Enter the Dragon (1973; dir. Robert Clouse) is one of the most famous kung fu movies ever made. In the 50 years since its original theatrical release, its stature has only grown. Dragon was martial arts star Bruce Lee’s swan song—he died before it premiered—and it remains a fitting epitaph.
And the movie would suck a nunchuck through a garden hose were it not for Lee’s incredible, graceful athleticism.
Dragon was Hollywood’s first major bid to cash in on martial arts cinema (and if not, my research is crap). The film made Lee a star of the highest magnitude. To say he “wins” the film is a pitiful understatement. Lee is the movie.
So yes, I get a kick out of it. As a chop-socky spy actioner with hints of exploitation marbling the veneer, Dragon is by-turns fun, silly, boring, and rousing. You could say it’s a piece of shit (as director Quentin Tarantino has; but I know better than to circle that grenade), and you might be right. But… I’d argue Dragon knows it’s a schlocky, ridiculous mess. This doesn’t mean the movie is ironic because it’s not. That’s what I prize about it.
The plot: At the urging of British Intelligence, Lee (Lee), a badass martial arts instructor at the Shaolin Temple in Hong Kong, infiltrates a martial arts tournament on a remote island fortress that belongs to Han (Shih Kien, voice dubbed by Keye Luke).
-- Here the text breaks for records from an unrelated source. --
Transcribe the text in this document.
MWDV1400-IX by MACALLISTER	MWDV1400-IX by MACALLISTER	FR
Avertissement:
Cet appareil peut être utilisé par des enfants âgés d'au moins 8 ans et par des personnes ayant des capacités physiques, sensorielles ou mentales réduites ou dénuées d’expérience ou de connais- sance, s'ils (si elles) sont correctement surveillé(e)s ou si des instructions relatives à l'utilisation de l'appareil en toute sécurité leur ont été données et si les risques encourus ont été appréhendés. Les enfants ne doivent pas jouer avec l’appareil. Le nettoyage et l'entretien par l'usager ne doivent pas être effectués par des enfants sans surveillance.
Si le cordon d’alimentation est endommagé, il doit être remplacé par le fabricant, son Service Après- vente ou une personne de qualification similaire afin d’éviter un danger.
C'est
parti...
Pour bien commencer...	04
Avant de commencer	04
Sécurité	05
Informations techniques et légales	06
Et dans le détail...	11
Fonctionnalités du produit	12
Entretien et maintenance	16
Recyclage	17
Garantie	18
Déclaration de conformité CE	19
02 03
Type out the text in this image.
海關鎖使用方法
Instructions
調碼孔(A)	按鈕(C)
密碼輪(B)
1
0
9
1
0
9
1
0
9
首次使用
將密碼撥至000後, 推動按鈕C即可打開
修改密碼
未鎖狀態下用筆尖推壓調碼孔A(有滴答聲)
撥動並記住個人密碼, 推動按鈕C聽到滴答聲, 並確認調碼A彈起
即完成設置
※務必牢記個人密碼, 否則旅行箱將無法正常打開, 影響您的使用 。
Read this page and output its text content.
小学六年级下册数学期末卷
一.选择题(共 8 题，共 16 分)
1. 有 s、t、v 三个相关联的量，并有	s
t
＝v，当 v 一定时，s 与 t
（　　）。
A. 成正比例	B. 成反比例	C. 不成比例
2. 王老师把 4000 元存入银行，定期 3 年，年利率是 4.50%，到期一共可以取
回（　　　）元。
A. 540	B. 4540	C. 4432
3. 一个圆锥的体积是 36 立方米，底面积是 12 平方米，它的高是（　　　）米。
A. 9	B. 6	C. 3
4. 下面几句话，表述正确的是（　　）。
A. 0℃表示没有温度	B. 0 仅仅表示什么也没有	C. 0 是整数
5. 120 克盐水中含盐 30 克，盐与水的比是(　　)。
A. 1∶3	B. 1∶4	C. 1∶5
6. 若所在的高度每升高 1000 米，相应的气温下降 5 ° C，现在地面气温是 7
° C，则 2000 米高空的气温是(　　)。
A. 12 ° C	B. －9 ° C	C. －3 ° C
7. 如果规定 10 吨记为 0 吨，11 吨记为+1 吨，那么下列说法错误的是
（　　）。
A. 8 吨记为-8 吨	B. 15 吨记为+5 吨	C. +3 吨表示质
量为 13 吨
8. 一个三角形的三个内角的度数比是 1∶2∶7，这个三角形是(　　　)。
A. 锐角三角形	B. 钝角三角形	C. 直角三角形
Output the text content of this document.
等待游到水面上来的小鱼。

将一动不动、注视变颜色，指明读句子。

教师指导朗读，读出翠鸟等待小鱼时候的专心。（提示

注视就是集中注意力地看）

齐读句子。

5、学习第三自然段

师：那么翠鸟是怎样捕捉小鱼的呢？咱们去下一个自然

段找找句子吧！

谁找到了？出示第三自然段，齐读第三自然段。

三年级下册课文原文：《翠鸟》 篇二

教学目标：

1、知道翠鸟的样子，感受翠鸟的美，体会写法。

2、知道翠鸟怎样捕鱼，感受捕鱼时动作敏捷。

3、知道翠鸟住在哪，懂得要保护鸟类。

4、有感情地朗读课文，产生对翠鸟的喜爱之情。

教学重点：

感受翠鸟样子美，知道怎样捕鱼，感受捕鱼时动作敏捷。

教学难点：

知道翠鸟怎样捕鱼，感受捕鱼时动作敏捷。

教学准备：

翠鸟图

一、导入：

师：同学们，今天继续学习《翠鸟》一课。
Han’s bodyguard (Bob Wall) drove Lee’s sister to suicide, before he could rape her—and Han, suspected of drug trafficking and prostitution, is one bad (yet unimposing) wretch himself. (For added effect, Han has an iron claw for a hand.) As cover for nabbing evidence against Han, Lee poses by day as a student enrolled in the tournament. By night, he sneaks around, trying to keep a low profile. Which—if you’re Bruce Lee, slapping snakes around like you’re dribbling basketballs—is not going to work. And it doesn’t. Along with two other students (Roper [John Saxon, whose toupee also came to play], a degenerate gambler and martial artist; and Williams [Jim Kelly], a martial arts stud and Roper’s Vietnam War bud), Lee gets into some deep dung before he and Han face off in a room full of mirrors.
Juicy stuff, huh?
Even if you can’t shelve your grumps about the movie’s silliness—but you do give yourself over to Lee’s charisma and the indelible fight scenes (which he choreographed)—you can view Dragon as an entertaining relic. I love the original Bob Peak poster for the film, the Asiatic jazz-funk mélange of the Lalo Schifrin soundtrack. I also dig the Saul Bass-designed Warner Bros. logo at the start of the film. Sure, the backstory cram before its characters land at Chez Han is wonky. The dubbed dialogue, a staple of martial arts cinema, is also off-putting—yet only at first. I tell myself to view some of these elements as notes of flavor, as part of the movie’s unintentional satire. And it’s exciting. (Especially when you compare it to “A Fistful of Yen”—the short film-within-a-film of The Kentucky Fried Movie  that spoofs Dragon—Enter the Dragon plays as perhaps the greatest satire of itself ever made.)
The movie aims to turn Lee into a star, in a quirky and endearing way.
And Lee crushes it. Director Clouse keeps the plot points pumping. The brazen attempt by Warner Bros. to make Dragon an on-trend hit—a splashdown for Lee, who’d toiled in the Hollywood vineyard for years (as coach-of-the-stars, as Kato on the Green Hornet TV show) before he gained wider notice in a few Asian cheapies that (for my money) can’t hold a candle to Enter the Dragon—pays off. Big time. Just when the movie yawns, Lee zips in to snap it awake.
I shan’t go into the influence Enter the Dragon had on the many cultural artifacts that followed in its wake. I’ll close by saying this: Death robbed Lee of many things, including the chance to surpass the showcase this movie was. Would he have topped it? We’ll, of course, never know.
In Enter the Dragon, though, he lives.
Re-released to help commemorate Warner Bros.’s 100th anniversary and the film’s 50th, Enter the Dragon in 4K UHD looks just as good as expected. The single disc in the package has both the 99-minute theatrical version, and a previously released special edition with three more minutes of footage. The 4K release also gives you digital access to the film. I welcome the slight grain of the 4K transfer. Even if it wasn’t part of the film’s original intended aesthetic (i.e., jumped-up grindhouse), it fits. My only quibble is the lack of special features. You get an intro by Lee’s widow, Linda Lee Cadwell, for the special edition, and audio commentary by co-producer Paul Heller and screenwriter Michael Allin.